Più erano numerosi i Corrieri che si offrivano volontari per aiutarmi nel momento del bisogno, e peggio mi sentivo.

Decisi di consolarmi tra le braccia di Pulcheria.

Voglio dire: siccome ero nell’epoca giusta, e siccome Jud B aveva trascurato di andarla a trovare, mi pareva giusto. C’eravamo pur dati una specie di appuntamento, no? Una delle ultime cose che mi aveva detto Pulcheria, dopo quella notte delle notti, era stata: — C’incontreremo ancora fra due giorni, sì? Penserò io a tutto.

Quanto tempo era passato?

Almeno due settimane sulla base in tempo attuale del 1105, calcolai. Forse tre.

Pulcheria doveva mandarmi un messaggio alla villa di Metaxas, dicendomi dove e come potevamo incontrarci per la seconda volta. A causa di Sauerabend, l’avevo dimenticato. Cominciai ad aggirarmi per la villa, chiedendo ai domestici e al maggiordomo di Metaxas se era arrivato dalla città qualche messaggio per me.

— No — dissero quelli. — Nessun messaggio.

— Pensateci bene. Aspetto un messaggio importante dal palazzo dei Dücas. Da Pulcheria Dücas.

— Da chi?

— Pulcheria Dücas.

— Nessun messaggio, signore.

Indossai i miei abiti migliori e andai a Costantinopoli. Avrei osato presentarmi non invitato a palazzo Dücas? Osai. La mia identità fasulla di provinciale avrebbe giustificato l’eventuale violazione delle norme dell’etichetta.

Al portone di palazzo Dücas suonai per chiamare i servitori. Uscì un vecchio paggio, lo stesso che quella famosa notte mi aveva accompagnato nella stanza in cui Pulcheria mi si era data. Gli sorrisi amichevolmente: il paggio ricambiò impassibile lo sguardo. Mi aveva dimenticato, pensai.

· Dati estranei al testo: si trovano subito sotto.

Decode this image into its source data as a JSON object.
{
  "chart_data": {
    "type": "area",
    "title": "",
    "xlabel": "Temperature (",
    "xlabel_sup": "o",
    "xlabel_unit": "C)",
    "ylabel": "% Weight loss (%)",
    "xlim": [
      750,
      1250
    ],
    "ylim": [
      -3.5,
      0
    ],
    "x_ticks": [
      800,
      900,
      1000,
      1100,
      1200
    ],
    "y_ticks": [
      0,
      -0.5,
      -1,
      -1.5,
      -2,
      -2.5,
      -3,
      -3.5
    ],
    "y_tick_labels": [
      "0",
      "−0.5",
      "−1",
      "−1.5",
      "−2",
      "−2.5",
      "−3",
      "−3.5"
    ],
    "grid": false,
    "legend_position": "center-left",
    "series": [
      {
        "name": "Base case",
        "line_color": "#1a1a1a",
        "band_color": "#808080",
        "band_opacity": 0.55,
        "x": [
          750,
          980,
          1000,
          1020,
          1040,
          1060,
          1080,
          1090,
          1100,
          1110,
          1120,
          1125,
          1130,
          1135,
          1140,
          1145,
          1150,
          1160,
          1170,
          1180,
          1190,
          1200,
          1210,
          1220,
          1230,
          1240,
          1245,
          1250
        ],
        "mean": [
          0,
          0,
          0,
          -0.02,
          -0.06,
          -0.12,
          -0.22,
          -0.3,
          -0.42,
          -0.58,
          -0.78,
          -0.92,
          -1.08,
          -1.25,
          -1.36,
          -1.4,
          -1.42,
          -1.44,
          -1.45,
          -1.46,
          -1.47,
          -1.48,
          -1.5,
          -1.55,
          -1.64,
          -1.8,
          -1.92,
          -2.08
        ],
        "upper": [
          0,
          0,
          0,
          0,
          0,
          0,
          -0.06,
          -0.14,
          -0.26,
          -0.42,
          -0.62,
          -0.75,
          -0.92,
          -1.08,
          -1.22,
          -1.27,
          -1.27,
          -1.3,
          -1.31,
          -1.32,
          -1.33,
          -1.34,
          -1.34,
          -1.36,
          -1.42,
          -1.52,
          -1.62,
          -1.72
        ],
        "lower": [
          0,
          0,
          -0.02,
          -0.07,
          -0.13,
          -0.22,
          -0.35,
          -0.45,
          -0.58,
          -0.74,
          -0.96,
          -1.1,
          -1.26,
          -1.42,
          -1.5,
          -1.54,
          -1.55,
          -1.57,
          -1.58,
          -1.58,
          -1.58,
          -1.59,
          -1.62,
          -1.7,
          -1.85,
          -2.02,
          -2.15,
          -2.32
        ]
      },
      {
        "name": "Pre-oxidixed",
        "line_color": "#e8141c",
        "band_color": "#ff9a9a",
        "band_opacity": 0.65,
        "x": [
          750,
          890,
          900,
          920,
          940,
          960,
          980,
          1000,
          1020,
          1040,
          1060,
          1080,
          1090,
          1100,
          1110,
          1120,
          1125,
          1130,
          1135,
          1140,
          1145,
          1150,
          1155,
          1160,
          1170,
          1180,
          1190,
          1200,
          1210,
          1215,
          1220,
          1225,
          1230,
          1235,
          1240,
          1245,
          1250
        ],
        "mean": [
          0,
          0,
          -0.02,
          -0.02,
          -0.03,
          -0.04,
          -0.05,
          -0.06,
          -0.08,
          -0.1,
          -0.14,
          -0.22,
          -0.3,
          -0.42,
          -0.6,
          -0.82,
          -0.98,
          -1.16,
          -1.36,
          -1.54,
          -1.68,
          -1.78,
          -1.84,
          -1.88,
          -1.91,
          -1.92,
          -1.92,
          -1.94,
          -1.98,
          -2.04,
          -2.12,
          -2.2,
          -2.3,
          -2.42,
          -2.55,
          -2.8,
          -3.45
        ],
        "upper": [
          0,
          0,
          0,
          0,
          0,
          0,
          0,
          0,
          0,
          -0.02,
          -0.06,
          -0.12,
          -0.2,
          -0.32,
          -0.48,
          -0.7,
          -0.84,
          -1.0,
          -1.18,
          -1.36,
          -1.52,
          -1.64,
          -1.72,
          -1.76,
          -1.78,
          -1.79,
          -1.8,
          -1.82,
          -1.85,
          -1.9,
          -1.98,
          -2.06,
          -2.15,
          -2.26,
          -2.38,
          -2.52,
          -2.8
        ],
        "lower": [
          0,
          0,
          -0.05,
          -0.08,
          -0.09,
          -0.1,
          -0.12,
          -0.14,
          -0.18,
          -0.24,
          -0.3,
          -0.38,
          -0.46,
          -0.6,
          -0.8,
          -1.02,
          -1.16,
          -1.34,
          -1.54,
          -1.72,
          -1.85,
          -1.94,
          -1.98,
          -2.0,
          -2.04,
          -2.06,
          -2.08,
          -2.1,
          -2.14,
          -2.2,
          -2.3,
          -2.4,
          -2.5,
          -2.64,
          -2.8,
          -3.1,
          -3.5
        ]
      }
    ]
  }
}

Dissi: — I miei omaggi al nobile Leone e alla nobile Pulcheria. Vorresti avere la cortesia di avvertirli che Gheorghios Markezinis dell’Epiro è venuto a far loro visita?

— Al nobile Leone e alla nobile… — ripeté il paggio.

— Pulcheria — dissi io. — Mi conoscono. Sono cugino di Themistoklis Metaxas e… — Esitai: mi sentivo ancor più stupido del solito, a fornire il mio pedigree a un paggio. — Chiamami il maggiordomo — ordinai seccamente.

Il paggio rientrò in fretta.

Dopo un lungo indugio un individuo dall’aria imperiosa, nell’equivalente bizantino di una livrea, venne a scrutarmi.


— Sì?

— I miei omaggi al nobile Leone e alla nobile Pulcheria. Abbi la cortesia di dir loro…

— La nobile chi?

— La nobile Pulcheria, moglie di Leone Dücas. Sono Gherghios Markezinis dell’Epiro, cugino di Themistoklis Metaxas, e qualche settimana fa ho partecipato alla festa offerta da…

— La moglie di Leone Dücas — fece gelido il maggiordomo, — si chiama Euprepia.

— Euprepia?

— Euprepia Dücas, la padrona di casa. Cosa cerchi, uomo? Se vieni ubriaco a metà della giornata a disturbare il nobile Leone, io…

— Aspetta — dissi. — Euprepia! Non Pulcheria? — Un bisante d’oro balenò nella mia mano e svolazzò rapidamente sul palmo aperto del maggiordomo. — Non sono ubriaco, e si tratta di una cosa molto importante. Quand’ è stato che Leone ha sposato questa… questa Euprepia?

— Quattro anni fa.

— Quattro… anni… fa. No, è impossibile. Cinque anni fa ha sposato Pulcheria, che…

— Certamente ti sbagli. Il nobile Leone si è sposato una volta sola, con Euprepia Macrembolitissa, la madre di suo figlio Basilio e di sua figlia Zoe.

La mano si protese. Vi lasciai cadere un altro bisante d’oro.

Mormorai, stordito: — Il suo figlio maggiore è Niceta, che non è ancora nato, e non dovrebbe avere nessun figlio di nome Basilio, e… Mio Dio, mi stai prendendo in giro?

— Giuro davanti a Cristo Pantocratore di aver detto solo la verità — dichiarò con voce sonante il maggiordomo.

Battei le dita sulla borsa dei bisanti e dissi, ormai disperato: — Potrei ottenere un’udienza dalla nobile Euprepia?

— Forse sì. Ma non è qui. Da tre mesi, ormai, riposa nel palazzo dei Dücas sulla costa di Trebisonda, dove attende un altro figlio.

— Tre mesi. Dunque non c’è stata una festa, qui, qualche settimana fa?

— No, signore.

— Non c’era qui l’imperatore Alessio? Né Themistoklis Metaxas? Né Gheorghios Markezinis dell’Epiro? Né…

— Nessuno, signore. Posso esserti utile in qualche altra cosa?

— Non credo — dissi io, e mi allontanai dalla porta di palazzo Dücas come se fossi stato colpito dalla collera degli dei.